A coalition may be more stable that a government with a tiny majority, but either way we could be back at the polls within two years.
The report from the IFS this week, largely eclipsed by bigotgate and debate#3, that none of the main party’s proposals are sufficient to address the economic deficit means any government cutting into public services, more deeply than they admitted in the campaign, is going to find themselves deeply unpopular. They will need a full five year parliament to give their party two or three years to recover in the polls to have a hope of regaining the seats they’ve won at this election. A majority of say three seats will leave an unpopular government crippled by fear of rebellion and by-election. Like the Major government, the last thing they could afford would be to go to the country and face electoral wipe-out. The paralysis that the Murdoch press are trying to portray as the scary consequence of a hung parliament is far more likely with a single-party government. My guess would be we could face a very early election and the party handed the poison chalice of power will then be in meltdown.
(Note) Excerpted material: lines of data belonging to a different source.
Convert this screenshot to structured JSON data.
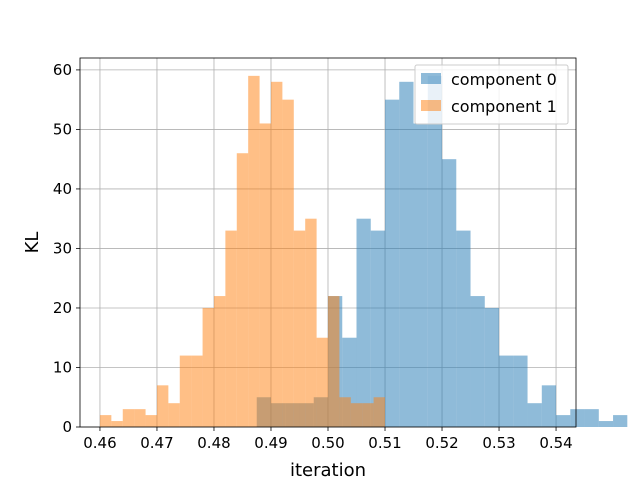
{
  "chart_data": {
    "type": "histogram",
    "title": "",
    "xlabel": "iteration",
    "ylabel": "KL",
    "xlim": [
      0.4565,
      0.5435
    ],
    "ylim": [
      0,
      62
    ],
    "xticks": [
      0.46,
      0.47,
      0.48,
      0.49,
      0.5,
      0.51,
      0.52,
      0.53,
      0.54
    ],
    "xtick_labels": [
      "0.46",
      "0.47",
      "0.48",
      "0.49",
      "0.50",
      "0.51",
      "0.52",
      "0.53",
      "0.54"
    ],
    "yticks": [
      0,
      10,
      20,
      30,
      40,
      50,
      60
    ],
    "ytick_labels": [
      "0",
      "10",
      "20",
      "30",
      "40",
      "50",
      "60"
    ],
    "grid": true,
    "legend_position": "upper-right",
    "series": [
      {
        "name": "component 0",
        "color": "#1f77b4",
        "opacity": 0.5,
        "bin_start": 0.4875,
        "bin_width": 0.0025,
        "values": [
          5,
          4,
          4,
          4,
          5,
          22,
          15,
          35,
          33,
          55,
          58,
          51,
          59,
          45,
          33,
          22,
          20,
          12,
          12,
          4,
          7,
          2,
          3,
          3,
          1,
          2
        ]
      },
      {
        "name": "component 1",
        "color": "#ff7f0e",
        "opacity": 0.5,
        "bin_start": 0.46,
        "bin_width": 0.002,
        "values": [
          2,
          1,
          3,
          3,
          2,
          7,
          4,
          12,
          12,
          20,
          22,
          33,
          46,
          59,
          51,
          58,
          55,
          33,
          35,
          15,
          22,
          5,
          4,
          4,
          5
        ]
      }
    ]
  }
}
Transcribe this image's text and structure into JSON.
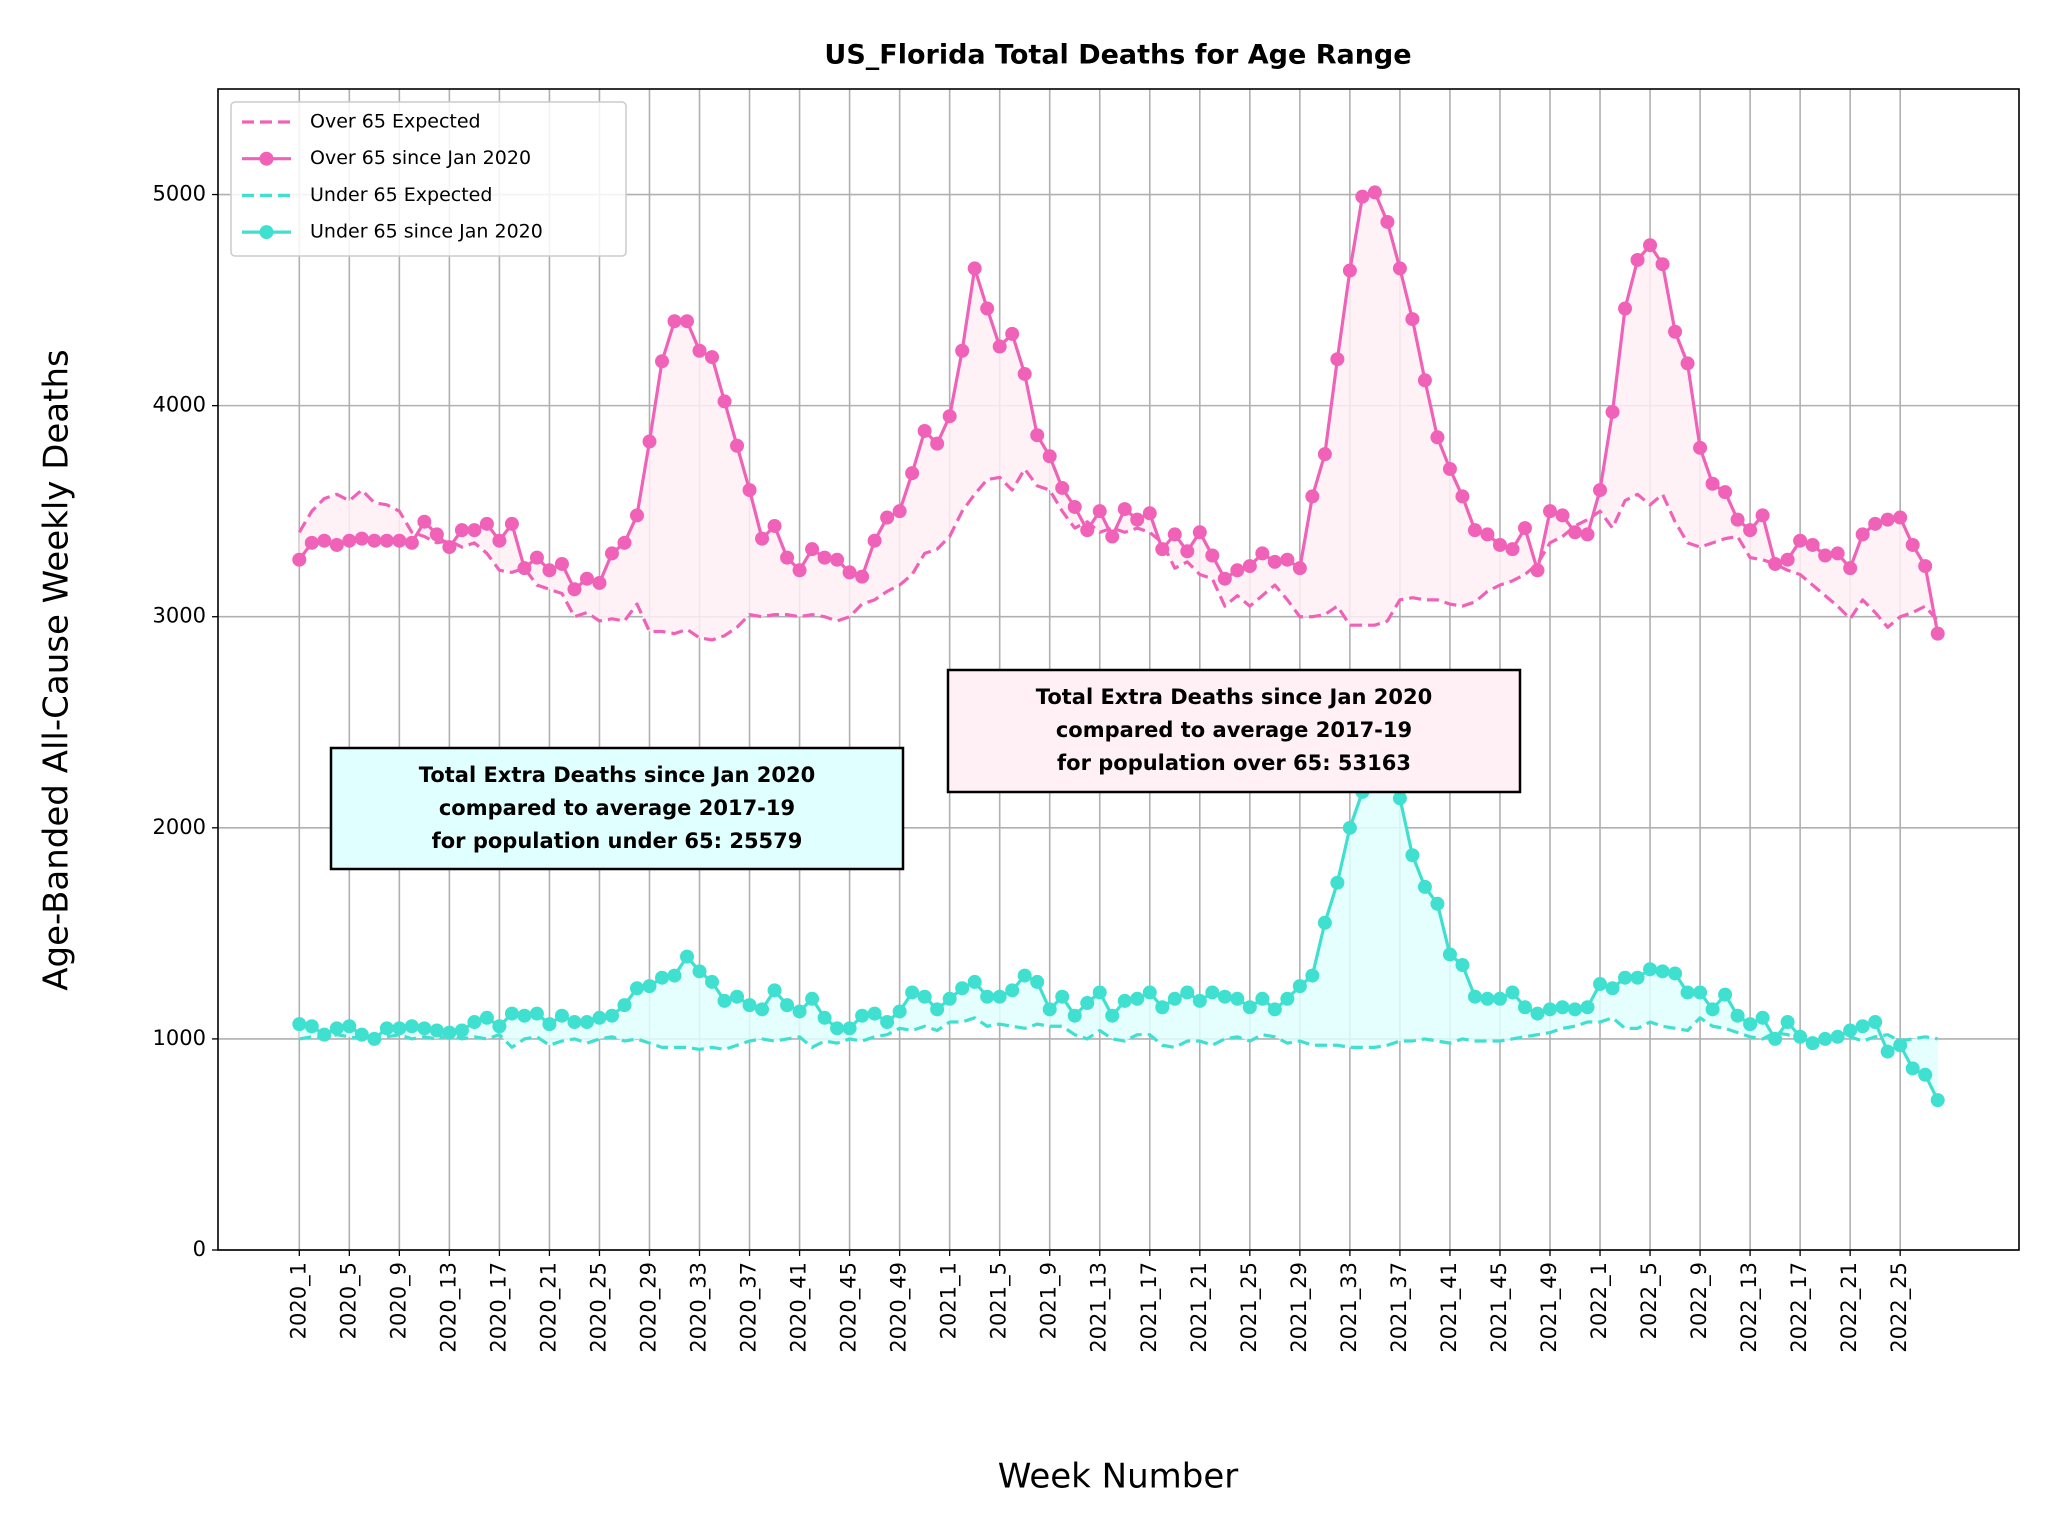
{
  "chart_data": {
    "type": "line",
    "title": "US_Florida Total Deaths for Age Range",
    "x_label": "Week Number",
    "y_label": "Age-Banded All-Cause Weekly Deaths",
    "categories": [
      "2020_1",
      null,
      null,
      null,
      "2020_5",
      null,
      null,
      null,
      "2020_9",
      null,
      null,
      null,
      "2020_13",
      null,
      null,
      null,
      "2020_17",
      null,
      null,
      null,
      "2020_21",
      null,
      null,
      null,
      "2020_25",
      null,
      null,
      null,
      "2020_29",
      null,
      null,
      null,
      "2020_33",
      null,
      null,
      null,
      "2020_37",
      null,
      null,
      null,
      "2020_41",
      null,
      null,
      null,
      "2020_45",
      null,
      null,
      null,
      "2020_49",
      null,
      null,
      null,
      "2021_1",
      null,
      null,
      null,
      "2021_5",
      null,
      null,
      null,
      "2021_9",
      null,
      null,
      null,
      "2021_13",
      null,
      null,
      null,
      "2021_17",
      null,
      null,
      null,
      "2021_21",
      null,
      null,
      null,
      "2021_25",
      null,
      null,
      null,
      "2021_29",
      null,
      null,
      null,
      "2021_33",
      null,
      null,
      null,
      "2021_37",
      null,
      null,
      null,
      "2021_41",
      null,
      null,
      null,
      "2021_45",
      null,
      null,
      null,
      "2021_49",
      null,
      null,
      null,
      "2022_1",
      null,
      null,
      null,
      "2022_5",
      null,
      null,
      null,
      "2022_9",
      null,
      null,
      null,
      "2022_13",
      null,
      null,
      null,
      "2022_17",
      null,
      null,
      null,
      "2022_21",
      null,
      null,
      null,
      "2022_25",
      null,
      null,
      null
    ],
    "series": [
      {
        "name": "Over 65 Expected",
        "color": "#f062b8",
        "style": "dashed",
        "marker": false,
        "values": [
          3400,
          3500,
          3560,
          3580,
          3550,
          3600,
          3540,
          3530,
          3500,
          3400,
          3380,
          3350,
          3360,
          3330,
          3350,
          3300,
          3220,
          3210,
          3230,
          3150,
          3130,
          3110,
          3000,
          3020,
          2980,
          2990,
          2980,
          3060,
          2930,
          2930,
          2920,
          2940,
          2900,
          2890,
          2910,
          2950,
          3010,
          3000,
          3010,
          3010,
          3000,
          3010,
          3000,
          2980,
          3000,
          3060,
          3080,
          3120,
          3150,
          3200,
          3300,
          3320,
          3380,
          3500,
          3580,
          3650,
          3660,
          3600,
          3700,
          3620,
          3600,
          3500,
          3420,
          3450,
          3400,
          3420,
          3400,
          3420,
          3400,
          3350,
          3230,
          3260,
          3200,
          3180,
          3050,
          3100,
          3050,
          3100,
          3150,
          3080,
          3000,
          3000,
          3010,
          3050,
          2960,
          2960,
          2960,
          2980,
          3080,
          3090,
          3080,
          3080,
          3060,
          3050,
          3070,
          3120,
          3150,
          3170,
          3200,
          3250,
          3350,
          3380,
          3430,
          3460,
          3500,
          3420,
          3550,
          3580,
          3530,
          3580,
          3450,
          3350,
          3330,
          3350,
          3370,
          3380,
          3280,
          3270,
          3250,
          3220,
          3200,
          3150,
          3100,
          3050,
          2990,
          3080,
          3020,
          2950,
          3000,
          3020,
          3050,
          2980
        ]
      },
      {
        "name": "Over 65 since Jan 2020",
        "color": "#f062b8",
        "style": "solid",
        "marker": true,
        "fill": "#fff0f5",
        "values": [
          3270,
          3350,
          3360,
          3340,
          3360,
          3370,
          3360,
          3360,
          3360,
          3350,
          3450,
          3390,
          3330,
          3410,
          3410,
          3440,
          3360,
          3440,
          3230,
          3280,
          3220,
          3250,
          3130,
          3180,
          3160,
          3300,
          3350,
          3480,
          3830,
          4210,
          4400,
          4400,
          4260,
          4230,
          4020,
          3810,
          3600,
          3370,
          3430,
          3280,
          3220,
          3320,
          3280,
          3270,
          3210,
          3190,
          3360,
          3470,
          3500,
          3680,
          3880,
          3820,
          3950,
          4260,
          4650,
          4460,
          4280,
          4340,
          4150,
          3860,
          3760,
          3610,
          3520,
          3410,
          3500,
          3380,
          3510,
          3460,
          3490,
          3320,
          3390,
          3310,
          3400,
          3290,
          3180,
          3220,
          3240,
          3300,
          3260,
          3270,
          3230,
          3570,
          3770,
          4220,
          4640,
          4990,
          5010,
          4870,
          4650,
          4410,
          4120,
          3850,
          3700,
          3570,
          3410,
          3390,
          3340,
          3320,
          3420,
          3220,
          3500,
          3480,
          3400,
          3390,
          3600,
          3970,
          4460,
          4690,
          4760,
          4670,
          4350,
          4200,
          3800,
          3630,
          3590,
          3460,
          3410,
          3480,
          3250,
          3270,
          3360,
          3340,
          3290,
          3300,
          3230,
          3390,
          3440,
          3460,
          3470,
          3340,
          3240,
          2920
        ]
      },
      {
        "name": "Under 65 Expected",
        "color": "#40e0d0",
        "style": "dashed",
        "marker": false,
        "values": [
          1000,
          1010,
          1000,
          1020,
          1010,
          1000,
          990,
          1010,
          1020,
          1000,
          1010,
          1000,
          1020,
          1000,
          1010,
          1000,
          1020,
          960,
          1000,
          1010,
          970,
          990,
          1000,
          980,
          1000,
          1010,
          990,
          1000,
          980,
          960,
          960,
          960,
          950,
          960,
          950,
          970,
          990,
          1000,
          990,
          1000,
          1010,
          960,
          990,
          980,
          1000,
          990,
          1010,
          1020,
          1050,
          1040,
          1060,
          1040,
          1080,
          1080,
          1100,
          1060,
          1070,
          1060,
          1050,
          1070,
          1060,
          1060,
          1020,
          1000,
          1040,
          1000,
          990,
          1020,
          1020,
          970,
          960,
          990,
          990,
          970,
          1000,
          1010,
          990,
          1020,
          1010,
          980,
          990,
          970,
          970,
          970,
          960,
          960,
          960,
          970,
          990,
          990,
          1000,
          990,
          980,
          1000,
          990,
          990,
          990,
          1000,
          1010,
          1020,
          1030,
          1050,
          1060,
          1080,
          1080,
          1100,
          1050,
          1050,
          1080,
          1060,
          1050,
          1040,
          1100,
          1060,
          1050,
          1030,
          1010,
          1000,
          1030,
          1020,
          1000,
          990,
          1000,
          1010,
          1010,
          990,
          1010,
          1020,
          990,
          1000,
          1010,
          1000
        ]
      },
      {
        "name": "Under 65 since Jan 2020",
        "color": "#40e0d0",
        "style": "solid",
        "marker": true,
        "fill": "#e0ffff",
        "values": [
          1070,
          1060,
          1020,
          1050,
          1060,
          1020,
          1000,
          1050,
          1050,
          1060,
          1050,
          1040,
          1030,
          1040,
          1080,
          1100,
          1060,
          1120,
          1110,
          1120,
          1070,
          1110,
          1080,
          1080,
          1100,
          1110,
          1160,
          1240,
          1250,
          1290,
          1300,
          1390,
          1320,
          1270,
          1180,
          1200,
          1160,
          1140,
          1230,
          1160,
          1130,
          1190,
          1100,
          1050,
          1050,
          1110,
          1120,
          1080,
          1130,
          1220,
          1200,
          1140,
          1190,
          1240,
          1270,
          1200,
          1200,
          1230,
          1300,
          1270,
          1140,
          1200,
          1110,
          1170,
          1220,
          1110,
          1180,
          1190,
          1220,
          1150,
          1190,
          1220,
          1180,
          1220,
          1200,
          1190,
          1150,
          1190,
          1140,
          1190,
          1250,
          1300,
          1550,
          1740,
          2000,
          2170,
          2300,
          2250,
          2140,
          1870,
          1720,
          1640,
          1400,
          1350,
          1200,
          1190,
          1190,
          1220,
          1150,
          1120,
          1140,
          1150,
          1140,
          1150,
          1260,
          1240,
          1290,
          1290,
          1330,
          1320,
          1310,
          1220,
          1220,
          1140,
          1210,
          1110,
          1070,
          1100,
          1000,
          1080,
          1010,
          980,
          1000,
          1010,
          1040,
          1060,
          1080,
          940,
          970,
          860,
          830,
          710
        ]
      }
    ],
    "ylim": [
      0,
      5500
    ],
    "yticks": [
      0,
      1000,
      2000,
      3000,
      4000,
      5000
    ],
    "grid": true,
    "legend": "upper left",
    "annotations": [
      {
        "lines": [
          "Total Extra Deaths since Jan 2020",
          "compared to average 2017-19",
          "for population under 65: 25579"
        ],
        "color": "#e0ffff"
      },
      {
        "lines": [
          "Total Extra Deaths since Jan 2020",
          "compared to average 2017-19",
          "for population over 65: 53163"
        ],
        "color": "#fff0f5"
      }
    ]
  }
}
But consider a Lib-Dem supported coalition: Nick Clegg has made it clear that electoral reform is a pre-condition. Following an early referendum on electoral reform, if the Lib-Dems have (as seems likely) gained far fewer seats in this election than their proportion of the vote share, the incentive to withdraw and force a new election in the new system would be high. And that will be an exciting election (not just the game-show hype we’ve got now) because suddenly all the parties will be freed from the tyranny of appealing to the centre ground, the “150 voters in 150 constituencies” that Julia Hartley-Brewer observed will decide this current election.
Electoral reform is by no means guaranteed, of course. The Lib-Dems could find themselves in deadlock (again, if they withdraw from a coalition as a result the outcome, once again, is an early return to the polls). And it will certainly not be the result of a Conservative government, should Cameron be able to form one. But I am hopeful. And perhaps it’s because for the first time since he became leader of the Conservatives it seems to me that there is actually possibility that Cameron will be Prime Minister (albeit most probably with Lib-Dem support) that I am thinking wishfully of electoral defeat at a premature election as the reward for the unlucky victor in this current talent contest.